More specifically, the following code fails:
# take subset of the dataframe containing only the factor values I want to look at:
isolate <- function(class) {
return(granular[granular$GranularClass == class, ])
}
# count non-NA values:
cr <- function(df, column){
return(sum(!is.na(df$column)))
}
# this fails
cr(isolate("Constitutional Law I Spring 2016"), Knowledge)
That last call gives incorrect output (it just returns 0), and throws a warning:
Warning message:
In is.na(df$column) :
is.na() applied to non-(list or vector) of type 'NULL'
However, this succeeds:
sum(!is.na(isolate("Constitutional Law I Spring 2016")$Knowledge))
# gives correct output: [1] 62
And, so... huh? I believe that the working code in the last block is semantically identical to the function call in the first block that blows up. But obviously that's not right.

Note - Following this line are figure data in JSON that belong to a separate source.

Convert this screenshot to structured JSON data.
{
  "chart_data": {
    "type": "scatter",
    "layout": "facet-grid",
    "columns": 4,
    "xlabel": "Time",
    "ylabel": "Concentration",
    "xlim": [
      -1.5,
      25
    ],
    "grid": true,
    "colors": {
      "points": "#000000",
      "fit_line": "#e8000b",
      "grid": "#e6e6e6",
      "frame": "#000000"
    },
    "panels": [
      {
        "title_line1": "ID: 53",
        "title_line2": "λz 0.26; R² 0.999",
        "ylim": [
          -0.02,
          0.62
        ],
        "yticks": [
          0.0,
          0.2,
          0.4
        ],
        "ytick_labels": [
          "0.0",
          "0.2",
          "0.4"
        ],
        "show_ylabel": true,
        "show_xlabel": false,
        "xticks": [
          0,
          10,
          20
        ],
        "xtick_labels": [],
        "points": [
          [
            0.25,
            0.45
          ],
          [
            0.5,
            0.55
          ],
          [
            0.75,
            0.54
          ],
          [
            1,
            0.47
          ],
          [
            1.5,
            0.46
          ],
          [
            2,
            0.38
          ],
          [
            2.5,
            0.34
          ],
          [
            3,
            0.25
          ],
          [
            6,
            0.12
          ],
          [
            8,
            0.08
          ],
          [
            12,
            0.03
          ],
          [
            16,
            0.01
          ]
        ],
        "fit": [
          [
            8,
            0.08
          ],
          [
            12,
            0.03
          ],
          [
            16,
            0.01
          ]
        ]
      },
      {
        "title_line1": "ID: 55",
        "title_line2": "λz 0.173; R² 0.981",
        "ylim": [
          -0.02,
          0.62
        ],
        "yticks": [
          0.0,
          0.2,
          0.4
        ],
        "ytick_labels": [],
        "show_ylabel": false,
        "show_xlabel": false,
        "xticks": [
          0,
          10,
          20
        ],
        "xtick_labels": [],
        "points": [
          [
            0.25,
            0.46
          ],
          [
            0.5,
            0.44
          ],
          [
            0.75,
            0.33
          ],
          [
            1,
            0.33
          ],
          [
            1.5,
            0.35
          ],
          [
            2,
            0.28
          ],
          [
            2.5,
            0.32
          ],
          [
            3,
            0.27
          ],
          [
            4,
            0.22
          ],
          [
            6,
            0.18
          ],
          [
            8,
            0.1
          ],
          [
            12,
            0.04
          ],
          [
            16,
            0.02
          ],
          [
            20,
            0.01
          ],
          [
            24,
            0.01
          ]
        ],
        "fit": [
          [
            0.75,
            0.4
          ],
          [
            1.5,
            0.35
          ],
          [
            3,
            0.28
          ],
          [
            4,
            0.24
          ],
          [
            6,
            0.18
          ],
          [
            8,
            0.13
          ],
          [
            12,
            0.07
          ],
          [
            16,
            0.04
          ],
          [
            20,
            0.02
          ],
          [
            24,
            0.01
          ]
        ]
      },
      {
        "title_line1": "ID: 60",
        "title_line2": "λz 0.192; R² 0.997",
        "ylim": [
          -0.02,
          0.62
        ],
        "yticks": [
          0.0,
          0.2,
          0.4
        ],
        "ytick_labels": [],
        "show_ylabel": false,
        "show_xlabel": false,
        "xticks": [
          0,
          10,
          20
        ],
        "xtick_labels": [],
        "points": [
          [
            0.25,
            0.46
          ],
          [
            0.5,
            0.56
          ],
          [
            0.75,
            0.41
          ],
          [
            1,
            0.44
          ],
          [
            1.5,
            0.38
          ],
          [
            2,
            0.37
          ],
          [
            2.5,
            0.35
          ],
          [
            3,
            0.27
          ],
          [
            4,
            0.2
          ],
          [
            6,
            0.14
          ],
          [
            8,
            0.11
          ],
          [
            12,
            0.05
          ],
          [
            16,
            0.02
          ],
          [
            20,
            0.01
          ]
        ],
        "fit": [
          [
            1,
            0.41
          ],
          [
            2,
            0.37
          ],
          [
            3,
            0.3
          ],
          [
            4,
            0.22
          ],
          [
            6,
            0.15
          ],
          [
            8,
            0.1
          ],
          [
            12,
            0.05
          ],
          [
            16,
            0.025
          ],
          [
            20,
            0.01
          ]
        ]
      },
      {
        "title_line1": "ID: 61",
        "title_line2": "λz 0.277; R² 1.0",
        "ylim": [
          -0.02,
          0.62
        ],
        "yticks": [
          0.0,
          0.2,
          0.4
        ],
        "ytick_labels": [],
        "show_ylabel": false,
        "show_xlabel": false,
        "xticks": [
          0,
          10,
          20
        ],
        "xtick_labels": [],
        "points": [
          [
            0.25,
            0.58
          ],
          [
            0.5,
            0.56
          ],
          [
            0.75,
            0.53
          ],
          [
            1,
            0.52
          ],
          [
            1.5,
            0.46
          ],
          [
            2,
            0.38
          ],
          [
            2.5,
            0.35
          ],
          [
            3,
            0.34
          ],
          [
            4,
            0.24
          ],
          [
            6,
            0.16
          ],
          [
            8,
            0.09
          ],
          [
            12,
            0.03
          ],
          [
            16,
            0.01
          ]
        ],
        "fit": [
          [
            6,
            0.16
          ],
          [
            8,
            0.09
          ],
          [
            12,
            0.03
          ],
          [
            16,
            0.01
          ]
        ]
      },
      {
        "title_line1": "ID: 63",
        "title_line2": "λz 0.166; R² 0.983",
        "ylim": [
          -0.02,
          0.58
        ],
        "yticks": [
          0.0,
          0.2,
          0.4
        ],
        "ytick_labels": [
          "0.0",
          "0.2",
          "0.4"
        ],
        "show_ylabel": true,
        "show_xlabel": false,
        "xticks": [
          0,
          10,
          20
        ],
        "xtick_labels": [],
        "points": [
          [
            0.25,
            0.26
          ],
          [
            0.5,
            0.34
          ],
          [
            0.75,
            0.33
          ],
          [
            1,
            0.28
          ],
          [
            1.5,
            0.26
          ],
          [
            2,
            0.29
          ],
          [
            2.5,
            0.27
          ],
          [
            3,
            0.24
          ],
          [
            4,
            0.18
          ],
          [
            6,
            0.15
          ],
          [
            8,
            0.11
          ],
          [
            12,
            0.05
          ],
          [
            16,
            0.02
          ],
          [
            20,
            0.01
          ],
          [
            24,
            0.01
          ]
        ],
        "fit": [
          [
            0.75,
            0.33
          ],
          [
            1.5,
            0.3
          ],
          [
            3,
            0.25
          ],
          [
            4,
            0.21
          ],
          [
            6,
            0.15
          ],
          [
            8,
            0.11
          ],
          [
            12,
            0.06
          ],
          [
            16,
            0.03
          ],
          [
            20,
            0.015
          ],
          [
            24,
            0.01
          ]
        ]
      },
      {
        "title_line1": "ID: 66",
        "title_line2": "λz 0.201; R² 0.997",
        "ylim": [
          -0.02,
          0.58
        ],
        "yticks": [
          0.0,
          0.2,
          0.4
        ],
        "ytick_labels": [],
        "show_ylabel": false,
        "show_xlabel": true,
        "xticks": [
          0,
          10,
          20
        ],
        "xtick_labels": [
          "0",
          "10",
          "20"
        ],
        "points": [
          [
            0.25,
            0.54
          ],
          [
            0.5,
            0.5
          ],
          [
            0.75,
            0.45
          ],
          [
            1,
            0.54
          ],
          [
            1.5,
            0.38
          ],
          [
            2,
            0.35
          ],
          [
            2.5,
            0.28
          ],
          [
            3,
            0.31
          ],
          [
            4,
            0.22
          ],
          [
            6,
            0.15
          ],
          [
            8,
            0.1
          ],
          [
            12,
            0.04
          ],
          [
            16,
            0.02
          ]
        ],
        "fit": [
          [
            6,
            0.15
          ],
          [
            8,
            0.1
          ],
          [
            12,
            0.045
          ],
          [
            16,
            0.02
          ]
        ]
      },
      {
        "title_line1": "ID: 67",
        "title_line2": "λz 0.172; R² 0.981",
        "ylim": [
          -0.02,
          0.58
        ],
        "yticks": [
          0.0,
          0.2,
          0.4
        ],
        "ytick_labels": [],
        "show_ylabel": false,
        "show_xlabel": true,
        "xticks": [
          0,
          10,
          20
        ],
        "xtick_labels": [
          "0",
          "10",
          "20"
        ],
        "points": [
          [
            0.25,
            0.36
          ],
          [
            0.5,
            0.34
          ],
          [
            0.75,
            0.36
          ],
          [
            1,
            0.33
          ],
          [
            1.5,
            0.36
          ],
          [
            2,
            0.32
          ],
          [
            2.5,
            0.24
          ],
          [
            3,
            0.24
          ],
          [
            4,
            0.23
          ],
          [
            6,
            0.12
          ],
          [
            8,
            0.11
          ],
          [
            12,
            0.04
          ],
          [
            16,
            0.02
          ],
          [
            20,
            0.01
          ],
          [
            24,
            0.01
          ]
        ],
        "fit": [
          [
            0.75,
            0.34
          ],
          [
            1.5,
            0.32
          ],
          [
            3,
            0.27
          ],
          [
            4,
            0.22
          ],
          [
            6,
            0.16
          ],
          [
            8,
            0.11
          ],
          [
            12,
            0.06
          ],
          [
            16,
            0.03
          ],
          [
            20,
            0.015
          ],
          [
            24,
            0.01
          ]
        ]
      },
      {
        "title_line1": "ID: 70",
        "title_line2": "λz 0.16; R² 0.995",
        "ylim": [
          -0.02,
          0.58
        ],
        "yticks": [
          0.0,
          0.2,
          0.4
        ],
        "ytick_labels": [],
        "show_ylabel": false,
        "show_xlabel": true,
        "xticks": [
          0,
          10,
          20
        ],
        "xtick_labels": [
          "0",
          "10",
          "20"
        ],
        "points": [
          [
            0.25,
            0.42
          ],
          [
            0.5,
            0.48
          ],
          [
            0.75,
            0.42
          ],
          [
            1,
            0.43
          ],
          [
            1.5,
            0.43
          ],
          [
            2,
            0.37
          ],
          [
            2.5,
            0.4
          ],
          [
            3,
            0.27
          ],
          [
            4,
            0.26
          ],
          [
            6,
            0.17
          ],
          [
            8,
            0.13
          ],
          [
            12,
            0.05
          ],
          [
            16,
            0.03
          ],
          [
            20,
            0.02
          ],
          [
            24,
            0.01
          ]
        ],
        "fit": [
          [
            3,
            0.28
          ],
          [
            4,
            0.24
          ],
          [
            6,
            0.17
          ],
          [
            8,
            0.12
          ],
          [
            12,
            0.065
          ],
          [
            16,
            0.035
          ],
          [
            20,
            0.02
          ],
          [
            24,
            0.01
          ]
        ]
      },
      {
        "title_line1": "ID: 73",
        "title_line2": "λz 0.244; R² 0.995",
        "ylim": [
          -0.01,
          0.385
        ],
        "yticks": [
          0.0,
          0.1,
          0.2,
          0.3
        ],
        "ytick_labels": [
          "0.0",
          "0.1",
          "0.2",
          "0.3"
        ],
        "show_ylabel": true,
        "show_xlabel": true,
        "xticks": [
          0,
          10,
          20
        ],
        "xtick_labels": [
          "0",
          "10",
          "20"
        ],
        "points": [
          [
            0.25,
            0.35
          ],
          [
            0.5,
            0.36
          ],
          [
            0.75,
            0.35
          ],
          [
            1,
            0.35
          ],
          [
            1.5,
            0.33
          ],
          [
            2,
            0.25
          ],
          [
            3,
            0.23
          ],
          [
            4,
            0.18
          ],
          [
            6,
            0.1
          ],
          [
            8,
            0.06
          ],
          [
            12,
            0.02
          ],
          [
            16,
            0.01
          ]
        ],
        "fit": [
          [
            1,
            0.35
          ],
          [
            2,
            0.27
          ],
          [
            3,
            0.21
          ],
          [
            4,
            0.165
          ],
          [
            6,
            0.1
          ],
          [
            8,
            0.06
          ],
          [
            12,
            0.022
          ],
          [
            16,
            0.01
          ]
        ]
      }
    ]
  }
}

Am I somehow passing the column name into the function wrong? (Should I be passing it as a string? But this prior SO suggests you can't pass strings into the $
operator.
Now that I've written two paragraphs as comments, I'll make them an answer:
$
doesn't evaluate/parse the column name that follows. If you want to use a variable column name, the easiest way is a string column name with [
or [[
, not $
. Try, for example, x = 'mpg'
, mtcars$mpg
; mtcars$x
; mtcars[, mpg]
; mtcars[, 'mpg']
; mtcars[, x]
. Note especially that mtcars$x
does not return a column, even though x
is defined as 'mpg'
and there is a column named 'mpg'
. This is the root of your problem and the main point of the question that you link to, Select a data frame column using $ and the name of the column as a string in a variable. It doesn't matter that you are using $
inside a function.
See also fortunes::fortune(312)
and fortunes::fortune(343)
.
But mtcars$x
doesn't throw an error - it returns NULL
because there is no column named 'x'
. So the differences in behavior you are observing are because you are doing different things with the results and it is the downstream calls that throw errors. is.na(NULL)
gives a warning and a 0-length result - which is summable to 0
. But no error here.
Your isolate
function is weird because it relies on having a data frame in the global environment named granular
with a column named GranularClass
. It would be better practice to pass in the data frame, but whatever. This doesn't much matter unless this function is in a package being submitted to CRAN.
When you do df$column
, even though column
is an argument to your cr
function, because it is being used here as an argument to $
and $
is special, column
is not evaluated.
For your function to work, you should rewrite it to be
cr = function(df, column) sum(!is.na(df[, column]))
and call it as
cr(isolate("Constitutional Law I Spring 2016"), "Knowledge")
Using strings as column names is the only straightforward way to pass column names as arguments.
If you really want to pass unquoted column names, then use the lazyeval
package. Its vignette is very good. But it will have write the standard-evaluating version as above, and write a non-standard evaluating wrapper around it. It's generally not worth the hassle.